Thanks to the great discussions in this board, I’m slowly dipping into buying growth stocks (currently own crwd and upst). I bought Upstart a few months back and added last week after earnings for a cost basis of $145.
There has been a lot of discussion on all the positives of Upstart, so I will focus on a couple of areas to watch for.
- Personal loan market share
As per an earlier post, the personal loan market is 84B per annum. Let’s say it’s $100B (there’ll be growth due to ease of lending from platforms like Upstart). In Q2, Upstart originated $2.8B, ~11% market share. It’s clearly very impressive and the main reason we’re all bullish.
With just a handful of bank and CU partners, I’m curious to understand how they were able to get such a big share. I would think there are 100s of lending entities, did Upstart manage to enroll a few big fish as early partners? Maybe someone with more knowledge of the industry could shed light into this.

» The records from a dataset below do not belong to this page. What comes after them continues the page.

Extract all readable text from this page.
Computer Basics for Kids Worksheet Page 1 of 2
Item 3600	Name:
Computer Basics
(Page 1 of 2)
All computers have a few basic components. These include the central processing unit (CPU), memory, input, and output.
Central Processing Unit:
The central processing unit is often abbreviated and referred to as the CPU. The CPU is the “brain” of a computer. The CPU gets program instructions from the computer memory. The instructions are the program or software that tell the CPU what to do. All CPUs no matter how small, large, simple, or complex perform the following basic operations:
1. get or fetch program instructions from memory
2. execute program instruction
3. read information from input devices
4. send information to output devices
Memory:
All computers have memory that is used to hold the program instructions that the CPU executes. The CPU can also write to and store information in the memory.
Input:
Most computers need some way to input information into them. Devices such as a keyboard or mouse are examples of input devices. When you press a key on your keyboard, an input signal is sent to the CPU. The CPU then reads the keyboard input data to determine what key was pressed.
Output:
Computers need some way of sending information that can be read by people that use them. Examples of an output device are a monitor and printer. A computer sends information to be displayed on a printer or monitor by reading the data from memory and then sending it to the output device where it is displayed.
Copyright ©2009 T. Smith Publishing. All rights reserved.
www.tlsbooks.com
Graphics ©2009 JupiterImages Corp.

Also, realistically they can only get to 20-30% of the personal loan market. Growing 20% sequentially will get them to this share in a year. For reference, they grew sequentially at 60% and 35% the last 2 quarters, so the market might consider even a 20% growth as a slowdown. Are these good assumptions or do I have some of my numbers wrong?
As I was researching this, another concern popped up. Apparently fintech’s account for 40% of the personal market and banks/CUs are ~50%. Fintechs likely won’t use Upstart and this makes getting 20-30% overall share even more challenging.
- Auto loan market opportunity
From CFO in the cc (answering the last question) - “But I think our expectation remains that the loans are clearly bigger and so there will be a higher dollar revenue per loan. And we’re expecting probably a similar dollar contribution profit per loan as we see in personal loans.”
We have been excited about the auto opportunity as the size is 5-6x personal loans. The above comment makes it clear Upstart’s fees would be lower. The CFO says they’re looking for same dollar revenue per loan which is concerning. If the average auto loan is 5-6x larger than personal loans, Upstart’s revenue from this market would be similar to personal loans.
The profile of the typical borrower is also very different. Personal loans are mainly for people with not so great credit, very high interest rates (20%!), rate spread between lenders is high and enables a platform like Upstart to bring efficiency, value and lower rates (win-win for everyone). Auto loans are dominated (in dollar terms) by people with better credit. Also, dealers have agreements with lenders for pre-approved rates - I have never needed to pay more than 2-3% so far. Upstart can still optimize rates for borrowers with bad credit and higher rates, but that market size is smaller.
Combining the above two makes me believe the overall auto opportunity (where they can actually win and their profit share of that business) would be smaller than personal loans.
Looking forward to thoughts from the experts who have looked at Upstart lot more closely.